Pour le défunt comte de Paris, le temps de l’histoire est-il venu ? Pas tout à fait. Beaucoup d’archives ne sont pas disponibles, et bien des témoins ou des acteurs n’ont pas encore parlé. Mais voici que paraît un premier travail sérieux. Une thèse, aux deux sens du terme : l’ouvrage que publie Bruno Goyet, agrégé d’histoire, est le fruit d’une recherche universitaire ; c’est aussi une opinion étayée sur les conditions sociales dans lesquelles le jeune prince a développé son projet politique. Sans prétendre énoncer des vérités définitives, nous proposons à nos lecteurs une première approche critique de cette biographie fragmentaire.

 

Voici publié un fragment imposant de la vie du défunt comte de Paris, mais ce n’est qu’un fragment. D’entrée de jeu, il faut en effet avertir que le titre du livre de Bruno Goyet (1) crée ce que nous appellerons aimablement une illusion d’optique. Ce qui se présente comme une biographie complète de Henri d’Orléans, comte de Paris (1908-1999) est en fait un travail qui est consacré pour l’essentiel à la jeunesse du prince jusqu’en 1940, soit 254 pages. Vient ensuite un survol (p. 259-308) qui s’achève en 1969, par une décision que l’auteur ne prend pas soin d’expliquer. Dans sa conclusion, Bruno Goyet affirme que « le jeu biographique s’arrête bien avec la mort du sujet », apparente lapallissade contredite par un biographe qui n’hésite pas à faire mourir son sujet trente ans avant qu’il ne disparaisse.

Ce cadre arbitrairement fixé ne doit pas dissuader le lecteur d’un examen attentif du travail de Bruno Goyet. Du point de vue historique, la recherche a été menée avec sérieux, les archives choisies ont été minutieusement dépouillées. L’exposé donne des aperçus inédits sur la fortune des Orléans et sur les relations entre la famille princière et les gouvernants sous la 3è République. Les relations entre la Maison de France et l’Action française, l’action politique autonome du comte de Paris et les moyens de diffusion de sa pensée sont analysées avec précision, l’auteur étant libre d’interprétations et de jugements de valeurs qu’il serait trop longtemps de discuter ici.
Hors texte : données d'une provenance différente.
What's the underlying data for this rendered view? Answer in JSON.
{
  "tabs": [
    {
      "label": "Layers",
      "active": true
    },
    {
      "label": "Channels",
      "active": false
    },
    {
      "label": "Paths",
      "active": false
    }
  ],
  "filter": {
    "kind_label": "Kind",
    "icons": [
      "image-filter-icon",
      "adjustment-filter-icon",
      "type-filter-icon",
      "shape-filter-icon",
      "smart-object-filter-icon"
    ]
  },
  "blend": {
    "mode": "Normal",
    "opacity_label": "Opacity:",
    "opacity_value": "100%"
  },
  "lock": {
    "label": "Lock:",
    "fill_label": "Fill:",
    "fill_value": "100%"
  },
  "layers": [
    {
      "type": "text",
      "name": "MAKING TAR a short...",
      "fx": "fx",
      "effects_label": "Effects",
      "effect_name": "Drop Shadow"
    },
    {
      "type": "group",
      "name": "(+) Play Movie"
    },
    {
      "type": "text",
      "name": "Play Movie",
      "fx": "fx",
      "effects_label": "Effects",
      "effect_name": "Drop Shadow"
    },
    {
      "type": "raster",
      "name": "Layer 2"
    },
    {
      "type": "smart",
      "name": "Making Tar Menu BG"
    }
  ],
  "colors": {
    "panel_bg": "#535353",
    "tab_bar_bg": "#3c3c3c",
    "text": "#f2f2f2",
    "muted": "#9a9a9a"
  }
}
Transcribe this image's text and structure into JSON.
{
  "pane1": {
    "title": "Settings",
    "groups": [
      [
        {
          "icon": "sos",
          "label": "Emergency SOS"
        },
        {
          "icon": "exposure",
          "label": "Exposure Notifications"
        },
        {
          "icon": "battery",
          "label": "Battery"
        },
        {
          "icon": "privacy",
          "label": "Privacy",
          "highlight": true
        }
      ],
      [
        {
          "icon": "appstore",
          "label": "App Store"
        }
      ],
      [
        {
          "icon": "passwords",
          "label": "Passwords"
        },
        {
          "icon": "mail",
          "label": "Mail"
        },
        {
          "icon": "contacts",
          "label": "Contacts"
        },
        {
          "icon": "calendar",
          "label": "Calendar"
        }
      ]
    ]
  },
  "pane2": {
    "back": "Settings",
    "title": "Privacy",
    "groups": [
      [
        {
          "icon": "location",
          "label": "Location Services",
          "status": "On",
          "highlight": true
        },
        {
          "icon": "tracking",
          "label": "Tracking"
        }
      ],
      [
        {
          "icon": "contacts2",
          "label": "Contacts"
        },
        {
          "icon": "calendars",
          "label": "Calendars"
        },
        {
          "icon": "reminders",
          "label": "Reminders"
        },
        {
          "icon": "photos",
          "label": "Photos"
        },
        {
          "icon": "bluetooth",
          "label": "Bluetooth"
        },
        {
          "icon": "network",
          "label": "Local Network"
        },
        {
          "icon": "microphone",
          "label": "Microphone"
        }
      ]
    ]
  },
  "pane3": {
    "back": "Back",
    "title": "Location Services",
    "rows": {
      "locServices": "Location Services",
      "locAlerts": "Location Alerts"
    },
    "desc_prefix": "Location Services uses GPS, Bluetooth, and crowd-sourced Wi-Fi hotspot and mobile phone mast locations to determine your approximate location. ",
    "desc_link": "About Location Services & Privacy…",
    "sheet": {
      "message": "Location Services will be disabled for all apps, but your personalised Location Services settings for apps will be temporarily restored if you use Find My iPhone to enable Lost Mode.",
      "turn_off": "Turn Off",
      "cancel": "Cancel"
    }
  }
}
Simplement, on regrettera que les pages consacrées aux récits hagiographiques, à la « révérence envers le prince », à la « légende dorée » et à la propagande ne soient pas replacées dans le climat et dans le langage politiques de l’entre-deux-guerres. Ce qui paraît aujourd’hui excessif doit être rapporté au culte de la personnalité qui sévissait dans d’autres partis et dans d’autres milieux. Les élans des royalistes n’avaient rien à voir avoir les comportements fanatiques et les scènes d’hystérie collective qui rythmaient, à gauche et à droite, la vie politique des années trente.

Ce reproche est mineur, mais il doit être souligné car Bruno Goyet, sans doute par souci de rigueur scientifique, semble indifférent à l’ambiance politique de l’époque qu’il étudie. Cette insensibilité méthodique est d’autant plus contestable que l’historien du jeune comte de Paris veut inscrire sa biographie partielle dans un champ sociologique très large, dessiné à la manière de Pierre Bourdieu. L’intention est séduisante, l’exploration des données sociales améliore la connaissance des divers milieux royalistes et de leurs évolutions sous la 3è République, mais le résultat d’ensemble déçoit pour deux raisons :

– Il y a tout au long de l’ouvrage une hésitation entre l’analyse proprement historique et l’enquête sociologique, qui crée un double déficit – quant aux conditions politiques générales dans lesquelles se situe la Maison de France, quant à la sociologie du royalisme français. Cette critique ne signifie pas qu’il faille séparer les domaines mais, en l’occurrence, il semble que l’articulation entre les données sociales et le projet politique est manquée. Elle ne signifie pas non plus qu’il faut rejeter les concepts et les méthodes de Pierre Bourdieu (capital matériel, capital symbolique par exemple) qui sont utilisés avec pertinence par des sociologues que nous accueillons ici avec faveur. Encore faut-il se montrer prudent quand on travaille à la jointure de deux « champs ».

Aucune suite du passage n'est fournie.